The EUR/USD pair had a positive session on Thursday, bouncing off of the 1.2750 level and going above the 1.28 level later in the day. This would've been a reaction to the fact that Cypriot banks managed to open during the session without much in the way of a bank run. Many of the traders that I know had expressed concerns about bank runs, and even more so violence in the streets of Nicosia. Since we did not get that, it appears that the situation in Cyprus will more than likely go to the back burner for the short term.
Of course, I still believe that the downtrend in the Euro will continue. After all, the structural problems have not been addressed, and Cyprus was just the beginning of what we could see in peripheral banks. In the next couple of months, I expect to see the markets react nervously to this recent episode as people will also become concerned about Italy, Spain, and Ireland, everybody's worried about Greece, so it's not even worth mentioning these days.
A dangerous new precedence may have just been established.
A dangerous new president could have just been established in Nicosia. After all, depositors are now being asked to bailout the bank they belong to. Granted, it was only the larger depositors as opposed to all of them, but that was the original plan that people will remember. With that being the case, Europeans simply cannot feel good about having their money in a Portuguese bank, as they could be asked to bail that bank out in case of an implosion.
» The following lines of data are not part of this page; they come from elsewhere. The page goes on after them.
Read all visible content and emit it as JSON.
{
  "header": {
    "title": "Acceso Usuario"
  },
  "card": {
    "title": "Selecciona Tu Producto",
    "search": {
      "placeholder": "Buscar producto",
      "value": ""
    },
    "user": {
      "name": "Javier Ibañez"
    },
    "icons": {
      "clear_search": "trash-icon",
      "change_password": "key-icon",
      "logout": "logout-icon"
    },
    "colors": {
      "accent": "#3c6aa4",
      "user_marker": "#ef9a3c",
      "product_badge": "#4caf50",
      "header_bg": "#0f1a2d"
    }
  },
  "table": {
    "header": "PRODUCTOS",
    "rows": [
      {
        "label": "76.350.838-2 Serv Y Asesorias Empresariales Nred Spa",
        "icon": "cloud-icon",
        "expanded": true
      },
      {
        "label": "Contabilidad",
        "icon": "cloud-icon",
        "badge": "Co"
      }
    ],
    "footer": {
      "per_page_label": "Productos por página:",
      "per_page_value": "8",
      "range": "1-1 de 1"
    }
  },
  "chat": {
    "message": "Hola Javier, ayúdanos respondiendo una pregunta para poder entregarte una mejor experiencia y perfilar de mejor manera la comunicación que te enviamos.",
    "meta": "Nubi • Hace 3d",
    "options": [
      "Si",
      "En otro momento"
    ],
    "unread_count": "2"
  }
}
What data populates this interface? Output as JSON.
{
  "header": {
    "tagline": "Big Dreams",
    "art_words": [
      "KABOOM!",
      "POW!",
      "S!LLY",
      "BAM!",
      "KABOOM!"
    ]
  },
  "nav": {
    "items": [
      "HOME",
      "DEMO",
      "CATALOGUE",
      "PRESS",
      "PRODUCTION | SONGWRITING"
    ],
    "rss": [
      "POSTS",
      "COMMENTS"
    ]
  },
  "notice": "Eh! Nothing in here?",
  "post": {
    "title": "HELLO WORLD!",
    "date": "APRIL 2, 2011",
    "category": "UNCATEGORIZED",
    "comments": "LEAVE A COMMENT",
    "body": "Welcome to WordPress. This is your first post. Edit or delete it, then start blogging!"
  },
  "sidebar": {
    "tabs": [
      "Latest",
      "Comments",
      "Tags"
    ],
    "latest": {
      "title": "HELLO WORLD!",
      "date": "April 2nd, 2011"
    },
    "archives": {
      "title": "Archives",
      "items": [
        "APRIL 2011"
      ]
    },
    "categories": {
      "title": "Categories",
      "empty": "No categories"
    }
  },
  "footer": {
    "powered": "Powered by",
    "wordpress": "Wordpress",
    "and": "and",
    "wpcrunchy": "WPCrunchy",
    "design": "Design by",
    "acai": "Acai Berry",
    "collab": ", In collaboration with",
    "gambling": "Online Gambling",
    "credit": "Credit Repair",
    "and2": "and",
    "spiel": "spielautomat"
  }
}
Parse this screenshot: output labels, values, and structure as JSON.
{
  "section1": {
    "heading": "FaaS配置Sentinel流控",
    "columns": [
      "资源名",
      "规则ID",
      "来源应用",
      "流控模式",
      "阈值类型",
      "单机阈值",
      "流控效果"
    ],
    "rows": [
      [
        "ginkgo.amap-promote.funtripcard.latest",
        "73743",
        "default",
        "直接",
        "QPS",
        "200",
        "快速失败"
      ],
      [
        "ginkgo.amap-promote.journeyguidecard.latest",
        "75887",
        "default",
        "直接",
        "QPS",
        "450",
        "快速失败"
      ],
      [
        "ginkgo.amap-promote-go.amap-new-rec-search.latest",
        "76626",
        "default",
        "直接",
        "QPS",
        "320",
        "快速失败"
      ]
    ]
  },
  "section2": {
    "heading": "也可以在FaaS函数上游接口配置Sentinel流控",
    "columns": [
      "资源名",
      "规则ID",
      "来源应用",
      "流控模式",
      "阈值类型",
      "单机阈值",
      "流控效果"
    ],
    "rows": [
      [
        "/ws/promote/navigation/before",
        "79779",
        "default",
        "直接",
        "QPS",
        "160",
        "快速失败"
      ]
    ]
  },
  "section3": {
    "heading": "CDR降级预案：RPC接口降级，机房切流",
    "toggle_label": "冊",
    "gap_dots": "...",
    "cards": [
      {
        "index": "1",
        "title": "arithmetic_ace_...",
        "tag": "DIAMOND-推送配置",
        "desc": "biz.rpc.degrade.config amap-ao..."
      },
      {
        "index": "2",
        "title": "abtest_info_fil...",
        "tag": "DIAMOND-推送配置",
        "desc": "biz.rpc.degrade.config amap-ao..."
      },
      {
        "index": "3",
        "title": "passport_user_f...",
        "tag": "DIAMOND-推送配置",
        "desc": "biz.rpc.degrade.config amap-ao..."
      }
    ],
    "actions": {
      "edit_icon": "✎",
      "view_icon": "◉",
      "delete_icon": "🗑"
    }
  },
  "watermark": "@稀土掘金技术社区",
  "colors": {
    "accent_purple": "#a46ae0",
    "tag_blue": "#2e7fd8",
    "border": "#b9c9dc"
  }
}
We could see a real flight of capital from the convent, and as a result I still think that the ultra-wealthy will feel much better run having their money in New York banks than they will in Rome, Paris, or even Frankfurt. With that being the case, I fully expect the downtrend to continue over the long-term, but a bounce is probably due at this point. I think selling rallies will be the way to go in this marketplace, and I fully expect 1.30 to be extremely resistive now.